GE Aerospace, a global supplier of jet engines, components and systems for commercial and military aircraft, said Wednesday, December 7, that it is developing a new facility dedicated to the development of inspection and repair technologies, which will be used in aviation service workshops around the world.
GE plans to invest $14 million and, as a result, generate about 50 salaried jobs over the next two years at its Services Technology Acceleration Center (STAC – Services Technology Acceleration Center), located in Springdale, in the suburb of Cincinnati, Ohio, in the United States.
According to the Cincinnati Business Courier, the 85,000-square-foot (7,896-square-meter) site where STAC will be located was home to the former grand headquarters of cosmetics company Avon.
The STAC facility will be dedicated to the development of engine service technologies and work processes, enabling collaboration between engineering and manufacturing.
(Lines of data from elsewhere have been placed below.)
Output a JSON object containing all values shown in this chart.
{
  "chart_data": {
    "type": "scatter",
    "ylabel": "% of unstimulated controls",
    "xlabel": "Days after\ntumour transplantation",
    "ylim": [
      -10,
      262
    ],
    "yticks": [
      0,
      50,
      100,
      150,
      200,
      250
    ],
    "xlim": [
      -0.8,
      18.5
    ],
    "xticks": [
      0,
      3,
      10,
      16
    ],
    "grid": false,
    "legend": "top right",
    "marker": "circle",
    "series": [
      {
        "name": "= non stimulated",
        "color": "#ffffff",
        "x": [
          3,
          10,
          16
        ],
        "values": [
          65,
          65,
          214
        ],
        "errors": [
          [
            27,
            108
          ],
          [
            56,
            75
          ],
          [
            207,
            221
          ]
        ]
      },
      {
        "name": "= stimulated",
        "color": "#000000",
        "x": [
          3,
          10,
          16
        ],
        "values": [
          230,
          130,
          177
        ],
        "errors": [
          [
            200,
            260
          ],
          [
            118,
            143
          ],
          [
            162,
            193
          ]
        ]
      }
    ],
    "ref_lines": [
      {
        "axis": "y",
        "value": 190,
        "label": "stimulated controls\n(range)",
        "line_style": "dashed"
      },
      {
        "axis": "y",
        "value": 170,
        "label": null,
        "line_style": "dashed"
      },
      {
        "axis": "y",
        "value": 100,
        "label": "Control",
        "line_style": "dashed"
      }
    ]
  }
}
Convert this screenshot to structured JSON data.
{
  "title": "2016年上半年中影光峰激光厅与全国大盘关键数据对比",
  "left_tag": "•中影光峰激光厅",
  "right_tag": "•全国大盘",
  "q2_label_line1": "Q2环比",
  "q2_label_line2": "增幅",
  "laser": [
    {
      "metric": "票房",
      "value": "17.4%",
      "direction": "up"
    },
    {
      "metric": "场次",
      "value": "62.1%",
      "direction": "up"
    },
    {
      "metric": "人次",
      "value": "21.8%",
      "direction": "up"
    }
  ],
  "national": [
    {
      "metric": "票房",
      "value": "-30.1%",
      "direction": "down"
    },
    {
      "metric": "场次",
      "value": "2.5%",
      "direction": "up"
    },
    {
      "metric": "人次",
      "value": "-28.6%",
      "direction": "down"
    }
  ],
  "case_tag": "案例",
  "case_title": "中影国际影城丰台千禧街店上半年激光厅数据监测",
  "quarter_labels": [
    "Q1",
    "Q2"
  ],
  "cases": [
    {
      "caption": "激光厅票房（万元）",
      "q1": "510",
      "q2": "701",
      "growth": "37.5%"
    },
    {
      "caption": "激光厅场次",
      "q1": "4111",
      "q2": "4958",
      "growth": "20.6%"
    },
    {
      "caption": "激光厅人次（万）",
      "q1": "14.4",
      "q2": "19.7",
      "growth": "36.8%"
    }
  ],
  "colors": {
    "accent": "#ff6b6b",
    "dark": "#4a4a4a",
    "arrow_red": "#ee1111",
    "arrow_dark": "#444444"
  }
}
Teams will work together to demonstrate a technology’s deployment readiness before scaling it for use in service shops, speeding new ideas to market.
“This investment is a testament to GE’s continued commitment to enhancing our portfolio of leading services technology,” said Russell Stokes, President and CEO, Commercial Engines and Services, GE Aerospace.
“We are creating a new space dedicated to the development of automation and robotics technologies that we can distribute in our maintenance, repair and overhaul shops at different scale and speed”, added Stokes.
The 85,000-square-foot facility will also be used as a training center for many of these next-generation service technologies, as well as a customer education center for GE Aerospace.
“We are innovating new ways to create service solutions for customers. This facility is intended to put us in an even better position to accelerate the technologies we are developing and industrializing to serve our customers at the lowest cost and highest speed possible,” said Nicole Tibbetts, Chief Manufacturing Engineer for MRO at GE Aerospace.
Over the past five years, GE has developed and matured a number of technologies in its service shops, including:
– GE 360 Foam Wash: A cart injects GE’s proprietary foam detergent into commercial jet engines to remove dust and dirt particles ingested during service. The foam targets specific areas within the engine, helping to restore performance and improve fuel efficiency. Cleaning GE90 engined Boeing 777 aircraft engines with the 360 Foam Wash, instead of a traditional water wash, has the potential to save 35,500 gallons of fuel per year and reduce related CO2 emissions.
– AI White Light Inspection: Around 90% of Fluorescent Penetrant Fluorescent inspections of rotor blades of CFM56 engines at the GE repair site in Singapore are now done by an AI (Artificial Intelligence) powered robotic system. This system collects data from thousands of blades of turbine sections to formulate and meet a technical standard that removes subjectivity from inspection.
– Blade Inspection Tool (BIT): OC Robotics’ BIT technology can be run while the engine is installed on the wing. It gives customers a clearer, more consistent view of aircraft engine inspections, using cutting-edge AI technology to extract internal images and present them in an easy-to-understand format.